Schlegel R D, Dehni N, Parc R, Caplin S, Tiret E
Department of Digestive Surgery, Hôpital Saint-Antoine AP-HP, University of Paris VI (Pierre et Marie Curie), Paris, France.
Dis Colon Rectum. 2001 Oct;44(10):1464-8. doi: 10.1007/BF02234598.
The incidence of colorectal anastomotic strictures varies from 3 to 30 percent. Most of these anastomotic strictures are simple narrowings shorter than 1 cm that can be successfully treated by dilation or endoscopic alternatives. However, up to 28 percent of patients will require surgical correction. This can be technically difficult, with the possibility of a permanent colostomy. This study reports the outcomes after operative treatment of severe strictures of colorectal anastomoses.
From August 1992 to October 1996, 27 patients were referred for surgical treatment of severe rectal anastomotic strictures. The reasons for the initial surgery were as follows: rectal cancer (13), diverticular disease (7), Hirschsprung's disease (2), rectal endometriosis (2), uterine carcinoma with rectal invasion (1), ruptured abdominal aortic aneurysm with rectosigmoid necrosis (1), and rectovaginal fistula (1). There were 15 (56 percent) stapled anastomoses, and 21 (78 percent) patients had developed a postoperative leak.

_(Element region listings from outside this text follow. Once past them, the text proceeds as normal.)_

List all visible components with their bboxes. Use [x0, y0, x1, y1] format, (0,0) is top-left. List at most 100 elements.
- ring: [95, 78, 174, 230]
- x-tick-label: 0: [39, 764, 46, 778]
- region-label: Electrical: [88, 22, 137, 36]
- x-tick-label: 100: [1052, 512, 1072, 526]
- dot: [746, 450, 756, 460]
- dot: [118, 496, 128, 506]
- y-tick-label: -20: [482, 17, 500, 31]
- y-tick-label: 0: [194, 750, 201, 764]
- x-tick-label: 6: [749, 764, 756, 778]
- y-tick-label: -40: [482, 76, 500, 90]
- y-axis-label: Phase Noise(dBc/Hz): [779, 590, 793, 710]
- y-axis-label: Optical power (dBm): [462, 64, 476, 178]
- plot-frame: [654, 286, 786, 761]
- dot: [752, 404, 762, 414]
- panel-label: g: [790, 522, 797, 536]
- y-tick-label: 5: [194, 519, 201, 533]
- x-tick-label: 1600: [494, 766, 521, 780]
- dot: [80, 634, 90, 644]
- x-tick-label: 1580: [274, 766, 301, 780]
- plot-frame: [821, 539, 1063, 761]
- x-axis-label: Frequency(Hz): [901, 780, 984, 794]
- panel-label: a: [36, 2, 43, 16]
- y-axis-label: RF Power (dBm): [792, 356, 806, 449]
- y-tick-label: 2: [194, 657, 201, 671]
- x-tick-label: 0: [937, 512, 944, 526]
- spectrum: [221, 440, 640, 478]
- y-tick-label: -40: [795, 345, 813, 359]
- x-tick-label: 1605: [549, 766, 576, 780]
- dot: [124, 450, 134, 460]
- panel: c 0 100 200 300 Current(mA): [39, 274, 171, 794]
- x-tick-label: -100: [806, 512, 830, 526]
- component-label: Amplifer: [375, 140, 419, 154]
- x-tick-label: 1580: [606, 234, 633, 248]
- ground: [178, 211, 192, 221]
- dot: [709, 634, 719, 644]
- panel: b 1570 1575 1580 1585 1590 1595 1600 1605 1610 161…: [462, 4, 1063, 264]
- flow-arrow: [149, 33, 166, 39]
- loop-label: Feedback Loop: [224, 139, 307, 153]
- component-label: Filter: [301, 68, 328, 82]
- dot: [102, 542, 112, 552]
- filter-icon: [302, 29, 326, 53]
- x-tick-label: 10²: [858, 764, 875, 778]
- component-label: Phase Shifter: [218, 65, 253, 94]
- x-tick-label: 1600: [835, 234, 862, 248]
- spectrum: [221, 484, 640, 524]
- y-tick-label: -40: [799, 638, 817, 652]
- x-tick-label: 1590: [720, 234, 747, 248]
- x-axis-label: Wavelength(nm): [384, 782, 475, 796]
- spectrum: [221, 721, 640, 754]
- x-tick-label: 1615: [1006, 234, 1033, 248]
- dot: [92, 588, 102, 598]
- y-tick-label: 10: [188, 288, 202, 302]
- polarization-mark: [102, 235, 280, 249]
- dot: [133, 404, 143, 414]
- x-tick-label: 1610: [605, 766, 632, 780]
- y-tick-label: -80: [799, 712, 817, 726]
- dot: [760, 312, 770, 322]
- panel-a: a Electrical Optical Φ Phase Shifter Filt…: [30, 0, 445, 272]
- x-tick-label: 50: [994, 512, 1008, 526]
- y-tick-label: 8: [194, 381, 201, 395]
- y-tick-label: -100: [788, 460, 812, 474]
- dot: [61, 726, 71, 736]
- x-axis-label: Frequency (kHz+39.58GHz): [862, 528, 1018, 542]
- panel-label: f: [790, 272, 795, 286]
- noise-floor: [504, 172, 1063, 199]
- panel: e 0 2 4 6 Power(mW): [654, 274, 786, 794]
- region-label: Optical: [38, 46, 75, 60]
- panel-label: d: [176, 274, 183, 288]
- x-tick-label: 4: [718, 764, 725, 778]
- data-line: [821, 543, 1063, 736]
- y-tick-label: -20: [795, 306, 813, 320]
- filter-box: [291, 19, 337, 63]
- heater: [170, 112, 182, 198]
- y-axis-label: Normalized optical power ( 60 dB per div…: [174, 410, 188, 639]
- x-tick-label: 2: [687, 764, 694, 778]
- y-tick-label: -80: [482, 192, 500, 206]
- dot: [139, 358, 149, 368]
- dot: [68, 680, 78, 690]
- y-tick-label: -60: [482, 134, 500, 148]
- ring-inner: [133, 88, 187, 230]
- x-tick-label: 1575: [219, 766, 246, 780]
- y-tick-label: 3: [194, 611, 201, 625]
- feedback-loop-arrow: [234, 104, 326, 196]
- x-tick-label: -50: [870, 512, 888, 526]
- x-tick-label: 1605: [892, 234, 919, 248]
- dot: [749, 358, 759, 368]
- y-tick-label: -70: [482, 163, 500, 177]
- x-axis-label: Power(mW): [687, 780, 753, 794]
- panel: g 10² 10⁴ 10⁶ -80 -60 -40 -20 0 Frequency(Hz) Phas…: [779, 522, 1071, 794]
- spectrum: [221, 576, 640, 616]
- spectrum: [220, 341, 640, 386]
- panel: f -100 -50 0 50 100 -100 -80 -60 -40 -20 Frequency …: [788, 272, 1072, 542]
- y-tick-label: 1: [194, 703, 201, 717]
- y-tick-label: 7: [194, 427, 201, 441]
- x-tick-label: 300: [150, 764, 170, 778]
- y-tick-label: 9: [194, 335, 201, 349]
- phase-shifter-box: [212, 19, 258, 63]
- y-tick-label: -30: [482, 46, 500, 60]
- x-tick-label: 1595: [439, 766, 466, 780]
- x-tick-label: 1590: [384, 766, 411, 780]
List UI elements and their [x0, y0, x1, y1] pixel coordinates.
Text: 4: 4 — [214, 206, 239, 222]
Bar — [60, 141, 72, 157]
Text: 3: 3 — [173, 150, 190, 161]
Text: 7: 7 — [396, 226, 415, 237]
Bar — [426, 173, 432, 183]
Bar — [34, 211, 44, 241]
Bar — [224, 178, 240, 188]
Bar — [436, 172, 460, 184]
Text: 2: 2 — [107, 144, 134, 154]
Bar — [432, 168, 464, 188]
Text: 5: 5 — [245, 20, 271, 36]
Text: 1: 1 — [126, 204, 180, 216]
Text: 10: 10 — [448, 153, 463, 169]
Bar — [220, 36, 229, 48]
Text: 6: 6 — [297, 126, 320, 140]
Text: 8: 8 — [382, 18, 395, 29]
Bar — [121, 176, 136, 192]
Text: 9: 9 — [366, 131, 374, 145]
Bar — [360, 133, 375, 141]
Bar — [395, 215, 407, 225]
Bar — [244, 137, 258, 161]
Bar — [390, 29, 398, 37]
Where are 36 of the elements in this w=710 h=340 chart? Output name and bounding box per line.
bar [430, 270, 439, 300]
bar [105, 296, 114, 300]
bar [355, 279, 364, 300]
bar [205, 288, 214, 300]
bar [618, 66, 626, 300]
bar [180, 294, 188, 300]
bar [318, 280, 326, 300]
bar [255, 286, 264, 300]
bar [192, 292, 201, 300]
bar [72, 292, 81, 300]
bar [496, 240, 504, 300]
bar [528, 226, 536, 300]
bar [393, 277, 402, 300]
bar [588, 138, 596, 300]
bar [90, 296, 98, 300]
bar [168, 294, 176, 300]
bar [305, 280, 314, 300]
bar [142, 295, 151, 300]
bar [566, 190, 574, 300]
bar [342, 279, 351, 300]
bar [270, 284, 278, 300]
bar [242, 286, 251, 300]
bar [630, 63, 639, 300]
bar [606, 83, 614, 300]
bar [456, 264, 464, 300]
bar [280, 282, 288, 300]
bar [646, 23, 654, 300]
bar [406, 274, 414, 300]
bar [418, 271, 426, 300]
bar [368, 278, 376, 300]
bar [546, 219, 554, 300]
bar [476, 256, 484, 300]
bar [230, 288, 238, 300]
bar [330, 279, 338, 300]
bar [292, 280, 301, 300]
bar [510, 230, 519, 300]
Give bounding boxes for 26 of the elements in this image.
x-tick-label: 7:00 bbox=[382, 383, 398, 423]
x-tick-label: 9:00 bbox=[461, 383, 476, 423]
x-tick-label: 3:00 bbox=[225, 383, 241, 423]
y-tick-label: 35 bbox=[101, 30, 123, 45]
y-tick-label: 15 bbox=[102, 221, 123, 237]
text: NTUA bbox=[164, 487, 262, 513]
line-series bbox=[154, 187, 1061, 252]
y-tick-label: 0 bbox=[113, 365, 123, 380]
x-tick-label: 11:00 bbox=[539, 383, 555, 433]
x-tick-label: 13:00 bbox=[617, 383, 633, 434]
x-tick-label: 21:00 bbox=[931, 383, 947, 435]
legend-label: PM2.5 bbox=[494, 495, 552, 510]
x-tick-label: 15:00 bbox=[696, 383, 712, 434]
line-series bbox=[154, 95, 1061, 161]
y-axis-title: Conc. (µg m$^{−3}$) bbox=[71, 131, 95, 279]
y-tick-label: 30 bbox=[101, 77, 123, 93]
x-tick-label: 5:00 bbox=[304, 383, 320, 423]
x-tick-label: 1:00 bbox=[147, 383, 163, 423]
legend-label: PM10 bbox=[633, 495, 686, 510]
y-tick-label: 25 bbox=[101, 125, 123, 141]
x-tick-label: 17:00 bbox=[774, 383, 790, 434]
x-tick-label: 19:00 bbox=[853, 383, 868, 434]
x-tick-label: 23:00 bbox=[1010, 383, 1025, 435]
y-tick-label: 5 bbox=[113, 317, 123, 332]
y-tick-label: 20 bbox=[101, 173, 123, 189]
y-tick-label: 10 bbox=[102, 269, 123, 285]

The median time between initial surgery and diagnosis of the stenosis was 7.2 (range, 1-24) months and between the last operation and referral was 15.1 (range, 1-44) months. Stenosis was located at a mean distance of 9.5 (range, 4-15) cm from the anal verge. Eleven patients (41 percent) had been unsuccessfully dilated before referral. Surgical correction of the stenosis required 7 colorectal anastomoses for upper rectal anastomotic strictures and 20 coloanal anastomoses for middle and lower rectal strictures (19 Soave's procedures and 1 colon J-pouch-anal anastomosis). Intestinal continuity was restored in all cases. After a mean follow-up of 28.7 +/- 14 months, no recurrences were detected and functional results were satisfactory.
Resection of the stenosis and construction of a new colorectal anastomosis can be performed successfully for upper rectal anastomotic stricture. For a stenosis located in the middle and lower rectum, Soave's procedure offers a good alternative, with satisfactory long-term functional results. Whichever technique is used, a permanent colostomy should rarely be required.
结直肠吻合口狭窄的发生率在3%至30%之间。这些吻合口狭窄大多是长度小于1厘米的单纯性狭窄,可通过扩张或内镜替代方法成功治疗。然而,高达28%的患者需要手术矫正。这在技术上可能具有挑战性,且存在永久性结肠造口术的可能性。本研究报告了结直肠吻合口严重狭窄手术治疗后的结果。
1992年8月至1996年10月,27例患者因直肠吻合口严重狭窄被转诊接受手术治疗。初次手术的原因如下:直肠癌(13例)、憩室病(7例)、先天性巨结肠(2例)、直肠子宫内膜异位症(2例)、侵犯直肠的子宫癌(1例)、腹主动脉瘤破裂伴直肠乙状结肠坏死(1例)以及直肠阴道瘘(1例)。有15例(56%)采用吻合器吻合,21例(78%)患者出现术后渗漏。
初次手术至狭窄诊断的中位时间为7.2(范围1 - 24)个月,最后一次手术至转诊的中位时间为1(范围1 - 44)个月。狭窄部位距肛缘的平均距离为9.5(范围4 - 15)厘米。11例(41%)患者在转诊前扩张治疗失败。上直肠吻合口狭窄的狭窄手术矫正需要7例结直肠吻合,中低位直肠狭窄需要20例结肠肛管吻合(19例Soave手术和1例结肠J形贮袋肛管吻合术)。所有病例均恢复了肠道连续性。平均随访28.7±14个月后,未发现复发,功能结果令人满意。
对于上直肠吻合口狭窄,切除狭窄并构建新的结直肠吻合术可成功进行。对于位于中低位直肠的狭窄,Soave手术是一个很好的选择,长期功能结果令人满意。无论采用哪种技术,很少需要永久性结肠造口术。